Competition for Consciousness Among Visual Events: The Psychophysics of Reentrant Visual Processes
V DiLollo, Dept. of Psychology, University of British Columbia.
JT Enns, Dept. of Psychology, University of British Columbia.
RA Rensink, Cambridge Basic Research, Nissan Research & Development, Inc.

Journal of Experimental Psychology: General,129:481-507. 2000.  [pdf]
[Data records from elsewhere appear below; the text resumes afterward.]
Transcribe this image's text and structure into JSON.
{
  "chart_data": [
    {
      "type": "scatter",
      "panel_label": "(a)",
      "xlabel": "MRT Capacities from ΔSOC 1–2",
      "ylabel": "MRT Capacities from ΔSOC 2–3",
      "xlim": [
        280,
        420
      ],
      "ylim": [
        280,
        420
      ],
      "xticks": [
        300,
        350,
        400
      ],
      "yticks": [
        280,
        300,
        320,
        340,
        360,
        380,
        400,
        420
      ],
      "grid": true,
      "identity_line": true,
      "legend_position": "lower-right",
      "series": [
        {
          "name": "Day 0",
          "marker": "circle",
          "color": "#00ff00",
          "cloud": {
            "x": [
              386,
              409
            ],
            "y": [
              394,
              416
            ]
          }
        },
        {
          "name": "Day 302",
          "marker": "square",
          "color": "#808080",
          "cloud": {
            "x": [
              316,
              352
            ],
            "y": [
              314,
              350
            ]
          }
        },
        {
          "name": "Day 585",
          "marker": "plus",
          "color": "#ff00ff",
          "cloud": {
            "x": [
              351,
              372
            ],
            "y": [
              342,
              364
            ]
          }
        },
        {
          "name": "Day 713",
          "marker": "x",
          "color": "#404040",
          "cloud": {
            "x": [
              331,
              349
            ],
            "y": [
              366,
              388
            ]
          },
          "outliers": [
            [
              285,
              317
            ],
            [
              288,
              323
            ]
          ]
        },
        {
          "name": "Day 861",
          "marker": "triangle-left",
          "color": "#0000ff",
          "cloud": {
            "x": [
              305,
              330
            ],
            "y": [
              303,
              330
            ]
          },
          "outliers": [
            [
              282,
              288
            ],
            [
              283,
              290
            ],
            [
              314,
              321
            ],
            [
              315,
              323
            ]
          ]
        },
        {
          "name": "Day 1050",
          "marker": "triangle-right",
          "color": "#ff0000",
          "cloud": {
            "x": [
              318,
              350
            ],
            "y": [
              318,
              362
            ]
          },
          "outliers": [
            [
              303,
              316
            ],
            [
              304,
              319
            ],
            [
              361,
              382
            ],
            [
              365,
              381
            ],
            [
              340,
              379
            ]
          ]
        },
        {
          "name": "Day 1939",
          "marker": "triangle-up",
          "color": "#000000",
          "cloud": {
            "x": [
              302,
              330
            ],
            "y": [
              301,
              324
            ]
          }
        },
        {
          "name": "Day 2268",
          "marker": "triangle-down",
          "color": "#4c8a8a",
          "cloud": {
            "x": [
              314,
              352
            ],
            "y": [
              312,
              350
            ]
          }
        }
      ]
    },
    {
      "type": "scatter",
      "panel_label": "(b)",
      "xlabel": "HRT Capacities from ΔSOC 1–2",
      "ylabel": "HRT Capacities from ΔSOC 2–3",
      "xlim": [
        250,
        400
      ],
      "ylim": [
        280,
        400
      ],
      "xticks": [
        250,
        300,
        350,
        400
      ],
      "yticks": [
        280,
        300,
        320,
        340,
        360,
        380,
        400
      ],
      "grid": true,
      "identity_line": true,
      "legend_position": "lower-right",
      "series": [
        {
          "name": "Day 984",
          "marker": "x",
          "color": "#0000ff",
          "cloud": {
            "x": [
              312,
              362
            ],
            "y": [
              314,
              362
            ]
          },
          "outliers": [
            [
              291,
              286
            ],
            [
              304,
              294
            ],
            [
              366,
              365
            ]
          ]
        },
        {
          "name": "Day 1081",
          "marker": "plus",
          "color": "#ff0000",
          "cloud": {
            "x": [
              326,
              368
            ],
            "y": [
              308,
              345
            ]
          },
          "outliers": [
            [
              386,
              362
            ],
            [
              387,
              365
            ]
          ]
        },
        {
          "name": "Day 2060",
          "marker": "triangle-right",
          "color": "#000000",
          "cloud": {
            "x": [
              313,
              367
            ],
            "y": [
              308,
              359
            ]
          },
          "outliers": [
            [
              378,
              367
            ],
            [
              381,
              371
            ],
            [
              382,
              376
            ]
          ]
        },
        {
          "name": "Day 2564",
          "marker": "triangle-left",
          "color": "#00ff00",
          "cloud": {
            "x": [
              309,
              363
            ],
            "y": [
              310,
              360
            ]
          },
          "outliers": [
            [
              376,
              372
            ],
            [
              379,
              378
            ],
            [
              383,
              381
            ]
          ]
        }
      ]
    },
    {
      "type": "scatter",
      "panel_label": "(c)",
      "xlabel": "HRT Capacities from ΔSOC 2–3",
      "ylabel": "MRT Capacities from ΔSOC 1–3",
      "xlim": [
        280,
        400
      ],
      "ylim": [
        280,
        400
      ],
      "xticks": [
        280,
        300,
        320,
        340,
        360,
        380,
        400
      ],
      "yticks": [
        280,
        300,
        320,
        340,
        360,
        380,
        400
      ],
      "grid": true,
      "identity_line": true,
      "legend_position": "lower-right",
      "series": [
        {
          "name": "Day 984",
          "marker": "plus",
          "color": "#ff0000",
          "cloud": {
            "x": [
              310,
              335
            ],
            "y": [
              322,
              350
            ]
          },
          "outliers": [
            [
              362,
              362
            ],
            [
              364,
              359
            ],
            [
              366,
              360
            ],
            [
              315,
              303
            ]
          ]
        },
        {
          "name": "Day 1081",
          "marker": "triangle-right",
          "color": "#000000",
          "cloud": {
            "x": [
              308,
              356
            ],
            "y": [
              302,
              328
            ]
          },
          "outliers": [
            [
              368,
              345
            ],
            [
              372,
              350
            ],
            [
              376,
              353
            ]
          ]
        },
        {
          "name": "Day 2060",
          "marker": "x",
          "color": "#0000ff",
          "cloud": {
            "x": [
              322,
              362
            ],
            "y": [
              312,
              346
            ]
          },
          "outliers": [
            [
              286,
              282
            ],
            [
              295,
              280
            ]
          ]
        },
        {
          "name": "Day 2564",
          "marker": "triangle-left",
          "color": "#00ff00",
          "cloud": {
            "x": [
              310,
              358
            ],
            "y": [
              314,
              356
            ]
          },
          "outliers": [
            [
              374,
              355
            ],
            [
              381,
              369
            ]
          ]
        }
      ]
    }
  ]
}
Advances in neuroanatomy and neurophysiology have called attention to reentrant signalling as the predominant form of communication between brain areas. We propose that explicit use be made of reentrant processing in theories of perception. To show that this can be done effectively in one domain, we report on a series of psychophysical experiments involving a new form of masking, which defies explanation by current feed-forward theories. This masking occurs when a brief display of target plus mask is continued with the mask alone. We report evidence of two masking processes: an early process affected by physical factors such as adapting luminance and contour proximity, and a later process affected by attentional factors such as set size, target pop-out, and spatial pre-cuing. We call this later process masking by object substitution because it occurs whenever there is a mismatch between the reentrant visual representation and the ongoing lower-level activity produced by current sensory input. Iterative reentrant processing is formalized in a computational model that provides an excellent fit to the data. We argue that our model provides a more comprehensive account of all forms of masking than the long-held feed-forward views based on inhibitory contour interactions.